Add or Edit a SharePoint Online Legacy Source

Members of the Administrators and Content Managers built-in groups can include SharePoint Online content and make it searchable. In a Coveo-powered search interface, the source content is accessible to either everyone, the source creator only, or specific users as determined by source permissions (see Content Security). By default, a SharePoint Online source starts a refresh every hour to retrieve SharePoint Online item changes (addition, modification, or deletion). A source rescan or rebuild is necessary to capture deleted user profiles.

Source Features Summary

Features Supported Additional information
SharePoint Online version Latest cloud version  
Searchable content types Sites, sub-sites, user profiles, personal websites, lists, list items, list item attachments, document libraries, document sets, documents, web parts, and microblog posts and replies.
Content update Refresh

Rescan or rebuild is needed to retrieve deleted user profiles.

Rescan  
Rebuild  
Content security options Determined by source permissions  
Source creator  
Everyone  

Requirements

DNS Records Configuration for Office 365

  1. Log in to Office 365 admin center with an administrator account.

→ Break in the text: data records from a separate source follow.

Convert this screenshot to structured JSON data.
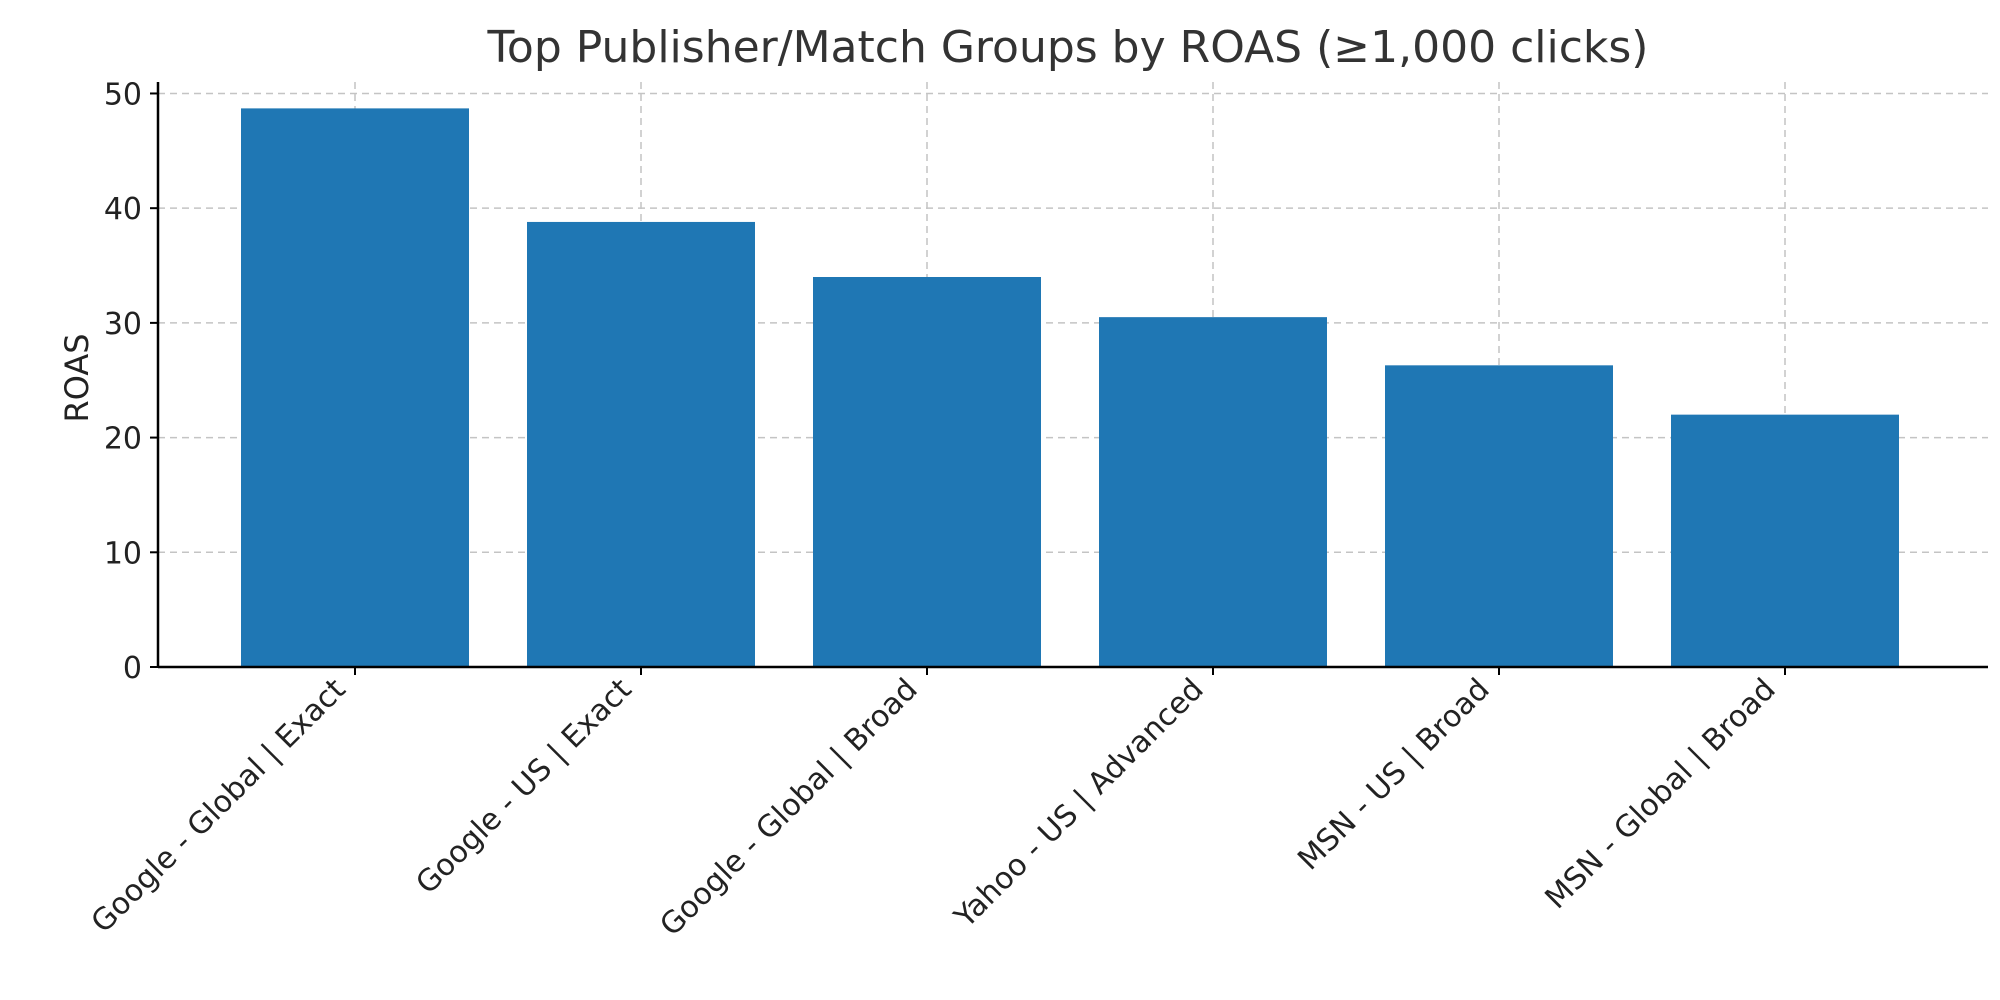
{
  "chart_data": {
    "type": "bar",
    "title": "Top Publisher/Match Groups by ROAS (≥1,000 clicks)",
    "xlabel": "",
    "ylabel": "ROAS",
    "categories": [
      "Google - Global | Exact",
      "Google - US | Exact",
      "Google - Global | Broad",
      "Yahoo - US | Advanced",
      "MSN - US | Broad",
      "MSN - Global | Broad"
    ],
    "values": [
      48.7,
      38.8,
      34.0,
      30.5,
      26.3,
      22.0
    ],
    "ylim": [
      0,
      51
    ],
    "yticks": [
      0,
      10,
      20,
      30,
      40,
      50
    ],
    "grid": true,
    "bar_color": "#1f77b4"
  }
}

  2. In the navigation bar on the left, select Domains.

  3. On the Manage domains page:

    1. Under Domain Name, select your corporate domain (not company.onmicrosoft.com) check box.

    2. Next to the Action column, under the [domain name], click Domain settings.

  4. On the [domain name] page, in the DNS records section, take note of the DNS records.

  5. Configure these DNS records in your DNS host provider (see Create DNS records for Office 365 when you manage your DNS records).

  6. On the [domain name] page, in the DNS records section, click the Troubleshoot domain link to ensure that the DNS records were correctly configured.

SharePoint Online Account With Appropriate Permissions

When you want to include SharePoint Online content, you must create a specific SharePoint Online account that will be only used for the source. Otherwise, you’ll need to also change the source Password value each time the account password changes to prevent authentication errors.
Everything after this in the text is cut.